People are pretty upset at Dog Ate My Finances right now. (What else is new? She’s a bit of a polarizing agent.) She is getting a lot of flack for complaining about her new paycheck. She points out how high her old checks were six digits (before the cents) and she was supporting her husband. Now he’s getting crazy-high pay, and she’s down to $1,700 a paycheck. In case you’re wondering that works out to just over $44,000 a year before taxes.
Here’s the problem: People completely missed the point of the post. She’s not talking about how much she makes, except in relative terms. The post is even called “Income Disparity.” But she was her usual blunt self, so people zeroed in on the amount, rather than her overall message. They focused on her statement that $1,700 a paycheck is “humiliating” rather than why she feels that way.
I admit, it can be hard to stomach someone complaining about so much money — especially given that Dog makes more in two weeks than I do in a whole month. In fact, Tim and I combined make less than she does each month. But that’s not the point.
The point is that she used to be the breadwinner. She made a significant more than her now-husband. It was a role; it was a fact that inevitably became a basic trait of her self-image. You can argue that this shouldn’t be so, but our society places a lot of emphasis on work/income as identity. So just accept that fact.
Now that she looks at her paycheck and looks at her husband’s, she’s lost. Her earning power was an intrinsic part of how she defined herself. Now that’s diminished. She’s no longer the lead breadwinner. She’s no longer paid as well for her time. To make things doubly confusing, her husband is now making scads of money — now getting paid a lot for his work.
In that situation, it’s hard not to question yourself. Suddenly, your time isn’t worth as much — at least based on what a company is willing to pay you. Does that mean you’re worth less? Of course not. But that’s easy to say from the outside. When you’re living through it, things are a lot less clear.

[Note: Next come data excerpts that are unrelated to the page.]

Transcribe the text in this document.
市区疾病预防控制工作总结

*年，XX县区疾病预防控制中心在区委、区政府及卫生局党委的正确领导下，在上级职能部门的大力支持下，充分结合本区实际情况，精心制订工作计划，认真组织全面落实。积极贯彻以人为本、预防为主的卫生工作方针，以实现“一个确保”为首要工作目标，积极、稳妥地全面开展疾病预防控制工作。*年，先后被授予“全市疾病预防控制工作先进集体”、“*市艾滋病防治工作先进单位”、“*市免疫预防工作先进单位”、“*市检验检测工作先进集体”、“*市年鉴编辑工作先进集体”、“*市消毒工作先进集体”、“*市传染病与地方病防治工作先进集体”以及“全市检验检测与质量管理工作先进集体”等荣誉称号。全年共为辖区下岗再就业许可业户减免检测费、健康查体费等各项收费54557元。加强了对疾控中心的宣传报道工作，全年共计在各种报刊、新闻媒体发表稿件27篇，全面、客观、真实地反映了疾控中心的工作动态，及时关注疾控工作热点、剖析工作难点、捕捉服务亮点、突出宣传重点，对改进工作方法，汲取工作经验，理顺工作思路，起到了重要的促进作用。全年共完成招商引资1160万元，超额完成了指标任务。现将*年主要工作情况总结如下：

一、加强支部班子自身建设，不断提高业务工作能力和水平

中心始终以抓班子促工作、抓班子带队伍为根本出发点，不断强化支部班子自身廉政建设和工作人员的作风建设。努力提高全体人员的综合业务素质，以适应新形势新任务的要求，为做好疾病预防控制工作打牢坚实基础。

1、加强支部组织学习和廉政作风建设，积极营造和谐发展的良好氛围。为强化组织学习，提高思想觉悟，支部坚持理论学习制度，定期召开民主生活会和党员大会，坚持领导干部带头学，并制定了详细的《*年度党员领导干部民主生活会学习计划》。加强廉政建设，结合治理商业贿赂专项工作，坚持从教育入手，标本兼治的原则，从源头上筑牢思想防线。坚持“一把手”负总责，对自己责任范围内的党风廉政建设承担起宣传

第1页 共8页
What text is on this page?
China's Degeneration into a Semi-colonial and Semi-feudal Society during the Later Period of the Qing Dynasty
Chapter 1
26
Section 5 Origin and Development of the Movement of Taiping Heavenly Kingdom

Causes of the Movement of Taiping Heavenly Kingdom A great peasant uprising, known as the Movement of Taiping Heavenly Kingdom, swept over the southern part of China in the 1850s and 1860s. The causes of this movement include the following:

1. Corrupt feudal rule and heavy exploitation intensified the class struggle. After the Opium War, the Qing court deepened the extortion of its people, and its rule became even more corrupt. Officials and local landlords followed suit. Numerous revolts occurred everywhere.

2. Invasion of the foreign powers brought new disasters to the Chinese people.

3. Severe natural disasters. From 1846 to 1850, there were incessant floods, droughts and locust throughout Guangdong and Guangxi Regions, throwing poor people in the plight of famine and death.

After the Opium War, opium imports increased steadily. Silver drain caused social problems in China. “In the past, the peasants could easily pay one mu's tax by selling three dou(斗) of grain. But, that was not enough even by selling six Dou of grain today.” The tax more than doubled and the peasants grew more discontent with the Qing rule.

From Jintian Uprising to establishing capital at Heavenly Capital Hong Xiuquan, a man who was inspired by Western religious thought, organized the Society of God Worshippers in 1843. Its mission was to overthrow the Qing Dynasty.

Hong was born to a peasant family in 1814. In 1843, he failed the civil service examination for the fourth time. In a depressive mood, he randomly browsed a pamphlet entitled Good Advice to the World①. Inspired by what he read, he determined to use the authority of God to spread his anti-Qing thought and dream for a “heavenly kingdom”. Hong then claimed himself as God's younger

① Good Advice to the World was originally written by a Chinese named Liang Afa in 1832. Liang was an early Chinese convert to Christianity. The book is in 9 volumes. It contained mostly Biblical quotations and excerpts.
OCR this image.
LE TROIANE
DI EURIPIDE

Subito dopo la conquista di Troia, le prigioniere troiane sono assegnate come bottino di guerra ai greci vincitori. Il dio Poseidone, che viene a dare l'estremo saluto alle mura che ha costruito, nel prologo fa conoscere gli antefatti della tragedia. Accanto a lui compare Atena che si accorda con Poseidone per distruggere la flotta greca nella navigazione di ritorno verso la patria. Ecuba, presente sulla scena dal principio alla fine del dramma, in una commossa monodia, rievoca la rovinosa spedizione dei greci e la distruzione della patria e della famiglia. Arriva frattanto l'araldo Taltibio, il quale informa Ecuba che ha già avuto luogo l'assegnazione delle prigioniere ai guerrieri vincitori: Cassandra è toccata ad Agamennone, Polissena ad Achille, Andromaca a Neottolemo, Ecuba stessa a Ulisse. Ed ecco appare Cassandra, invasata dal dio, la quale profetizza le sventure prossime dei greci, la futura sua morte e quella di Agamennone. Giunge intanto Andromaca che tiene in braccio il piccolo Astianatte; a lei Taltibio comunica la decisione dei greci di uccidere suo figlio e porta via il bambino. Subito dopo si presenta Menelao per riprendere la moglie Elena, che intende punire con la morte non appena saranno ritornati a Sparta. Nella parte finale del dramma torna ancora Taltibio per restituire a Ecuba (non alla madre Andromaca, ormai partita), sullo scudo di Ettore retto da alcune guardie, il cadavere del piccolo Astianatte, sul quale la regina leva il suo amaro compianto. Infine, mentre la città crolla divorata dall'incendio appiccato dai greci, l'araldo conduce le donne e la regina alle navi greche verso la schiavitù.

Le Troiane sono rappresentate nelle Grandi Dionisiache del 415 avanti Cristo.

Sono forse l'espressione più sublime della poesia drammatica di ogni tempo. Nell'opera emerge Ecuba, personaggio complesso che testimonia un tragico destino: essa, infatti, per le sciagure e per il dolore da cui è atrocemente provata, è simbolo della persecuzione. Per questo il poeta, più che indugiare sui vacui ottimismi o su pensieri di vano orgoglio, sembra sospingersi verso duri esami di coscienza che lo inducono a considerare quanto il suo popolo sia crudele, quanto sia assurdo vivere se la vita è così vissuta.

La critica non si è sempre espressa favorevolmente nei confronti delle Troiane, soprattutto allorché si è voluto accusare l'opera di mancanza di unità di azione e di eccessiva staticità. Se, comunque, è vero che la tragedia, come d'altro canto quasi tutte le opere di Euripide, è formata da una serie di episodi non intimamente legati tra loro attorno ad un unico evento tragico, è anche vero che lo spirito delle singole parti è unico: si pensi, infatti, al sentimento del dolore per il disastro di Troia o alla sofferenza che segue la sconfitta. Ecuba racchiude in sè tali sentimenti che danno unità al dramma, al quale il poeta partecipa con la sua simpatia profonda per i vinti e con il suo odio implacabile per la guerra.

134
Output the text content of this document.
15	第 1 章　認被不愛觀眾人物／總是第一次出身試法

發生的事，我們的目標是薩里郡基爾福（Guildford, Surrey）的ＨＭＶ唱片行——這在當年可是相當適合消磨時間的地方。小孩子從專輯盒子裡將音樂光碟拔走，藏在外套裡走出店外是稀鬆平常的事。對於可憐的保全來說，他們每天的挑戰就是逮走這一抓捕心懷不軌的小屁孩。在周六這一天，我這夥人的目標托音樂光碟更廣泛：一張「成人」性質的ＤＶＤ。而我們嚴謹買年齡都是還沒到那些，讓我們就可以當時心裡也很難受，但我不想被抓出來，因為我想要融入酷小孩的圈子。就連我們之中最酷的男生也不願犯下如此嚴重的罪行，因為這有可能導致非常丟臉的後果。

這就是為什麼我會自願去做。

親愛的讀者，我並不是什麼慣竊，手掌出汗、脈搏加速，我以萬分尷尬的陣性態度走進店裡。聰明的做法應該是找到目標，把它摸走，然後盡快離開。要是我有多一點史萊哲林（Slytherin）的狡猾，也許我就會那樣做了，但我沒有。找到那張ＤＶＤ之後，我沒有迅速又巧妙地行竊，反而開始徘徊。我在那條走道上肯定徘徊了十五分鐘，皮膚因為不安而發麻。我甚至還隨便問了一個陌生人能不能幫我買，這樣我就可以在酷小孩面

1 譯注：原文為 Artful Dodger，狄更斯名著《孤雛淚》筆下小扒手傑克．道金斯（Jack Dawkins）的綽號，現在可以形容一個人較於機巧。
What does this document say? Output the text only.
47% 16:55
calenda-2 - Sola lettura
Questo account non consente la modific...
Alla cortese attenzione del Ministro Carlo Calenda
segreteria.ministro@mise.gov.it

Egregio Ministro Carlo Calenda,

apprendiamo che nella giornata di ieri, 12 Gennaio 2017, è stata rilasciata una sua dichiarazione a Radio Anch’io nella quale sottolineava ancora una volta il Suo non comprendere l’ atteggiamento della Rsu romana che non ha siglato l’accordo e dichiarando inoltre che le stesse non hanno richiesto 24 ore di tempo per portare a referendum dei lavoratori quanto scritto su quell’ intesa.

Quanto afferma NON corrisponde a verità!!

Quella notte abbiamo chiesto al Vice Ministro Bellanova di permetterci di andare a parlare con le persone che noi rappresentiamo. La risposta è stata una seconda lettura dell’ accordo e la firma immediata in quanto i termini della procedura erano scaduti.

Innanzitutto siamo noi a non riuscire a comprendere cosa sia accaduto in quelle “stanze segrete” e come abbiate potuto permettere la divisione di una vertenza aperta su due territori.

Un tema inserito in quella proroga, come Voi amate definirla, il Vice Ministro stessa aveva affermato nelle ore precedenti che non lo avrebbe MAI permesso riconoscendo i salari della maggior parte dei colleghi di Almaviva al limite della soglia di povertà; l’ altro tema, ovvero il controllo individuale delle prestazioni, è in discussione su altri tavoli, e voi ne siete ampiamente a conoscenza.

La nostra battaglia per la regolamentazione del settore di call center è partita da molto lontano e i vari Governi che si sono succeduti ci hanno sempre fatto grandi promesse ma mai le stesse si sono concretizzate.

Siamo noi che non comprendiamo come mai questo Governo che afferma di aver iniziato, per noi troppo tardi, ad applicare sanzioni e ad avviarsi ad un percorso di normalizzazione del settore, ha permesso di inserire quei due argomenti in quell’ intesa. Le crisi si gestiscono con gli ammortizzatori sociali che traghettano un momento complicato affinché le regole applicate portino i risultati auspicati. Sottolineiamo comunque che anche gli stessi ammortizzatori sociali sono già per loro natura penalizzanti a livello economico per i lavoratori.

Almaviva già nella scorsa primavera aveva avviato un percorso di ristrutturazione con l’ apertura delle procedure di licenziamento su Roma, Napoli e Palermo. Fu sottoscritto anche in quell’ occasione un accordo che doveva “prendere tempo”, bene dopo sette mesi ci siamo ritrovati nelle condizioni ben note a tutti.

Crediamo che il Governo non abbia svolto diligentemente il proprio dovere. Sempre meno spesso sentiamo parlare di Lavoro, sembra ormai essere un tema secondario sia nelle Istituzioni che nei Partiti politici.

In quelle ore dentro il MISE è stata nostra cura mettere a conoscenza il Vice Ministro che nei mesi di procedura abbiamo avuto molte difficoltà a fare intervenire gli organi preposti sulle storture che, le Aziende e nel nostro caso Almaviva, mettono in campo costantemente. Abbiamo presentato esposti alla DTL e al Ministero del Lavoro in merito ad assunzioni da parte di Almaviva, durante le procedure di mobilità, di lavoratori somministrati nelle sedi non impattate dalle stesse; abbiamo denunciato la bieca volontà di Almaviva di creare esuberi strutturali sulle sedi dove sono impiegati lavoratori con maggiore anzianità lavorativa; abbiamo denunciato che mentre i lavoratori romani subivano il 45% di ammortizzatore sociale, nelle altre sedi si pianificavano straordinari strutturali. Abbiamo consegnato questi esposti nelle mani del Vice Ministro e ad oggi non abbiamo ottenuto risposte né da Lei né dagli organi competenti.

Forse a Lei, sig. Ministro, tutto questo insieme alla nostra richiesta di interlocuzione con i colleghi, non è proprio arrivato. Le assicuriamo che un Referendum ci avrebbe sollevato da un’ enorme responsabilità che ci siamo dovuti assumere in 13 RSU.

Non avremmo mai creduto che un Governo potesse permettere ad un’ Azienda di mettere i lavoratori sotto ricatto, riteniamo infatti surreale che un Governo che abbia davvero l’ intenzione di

When I was waiting for disability, I had to face the idea that I might never be able to work again. That turned out to be an overstatement, but I was run-down enough, we had no idea what I would actually be capable of. So I had to work on accepting the idea that my earning power would be nil.
That’s a pretty scary idea — and not just from a financial perspective. I felt as though I were worth less, if not outright worthless. I couldn’t imagine someone wanting a woman who couldn’t pull her own financial weight. It meant I’d always be financially dependent on my spouse. That’s a big deal.
With a lot of therapy, I finally was able to differentiate between my overall worth and my ability to earn income. That took a lot of time, though. It’s hard to separate the two in this society, even when you’re not depressed and suffering from low self-esteem. If you don’t believe me, talk to some out-of-work people. You’ll find financial worry is only part of the problem.
I recognize that $44,000 a year is pretty far from being out of work. But, again, it’s about the disparity. Dog took a huge pay cut, and that generally has a big effect on self-image.
The average American worker makes $32,708.10 a year — a little under $16 an hour. If you took a pay cut as deep as Dog’s, you’d earn a little under $9 an hour. I know I’d feel pretty frustrated: underpaid and undervalued.
And while low pay creates other concerns (namely, paying rent) my guess is you’d still be annoyed by working so hard for so much less. But you’d better be careful who you vent to. There are people earning $7.25 an hour. And then there are people who can’t get any job. To them, you have it pretty good.
Have you ever had a financial blow that made you question your self-worth? What do you think about how the two are tied together?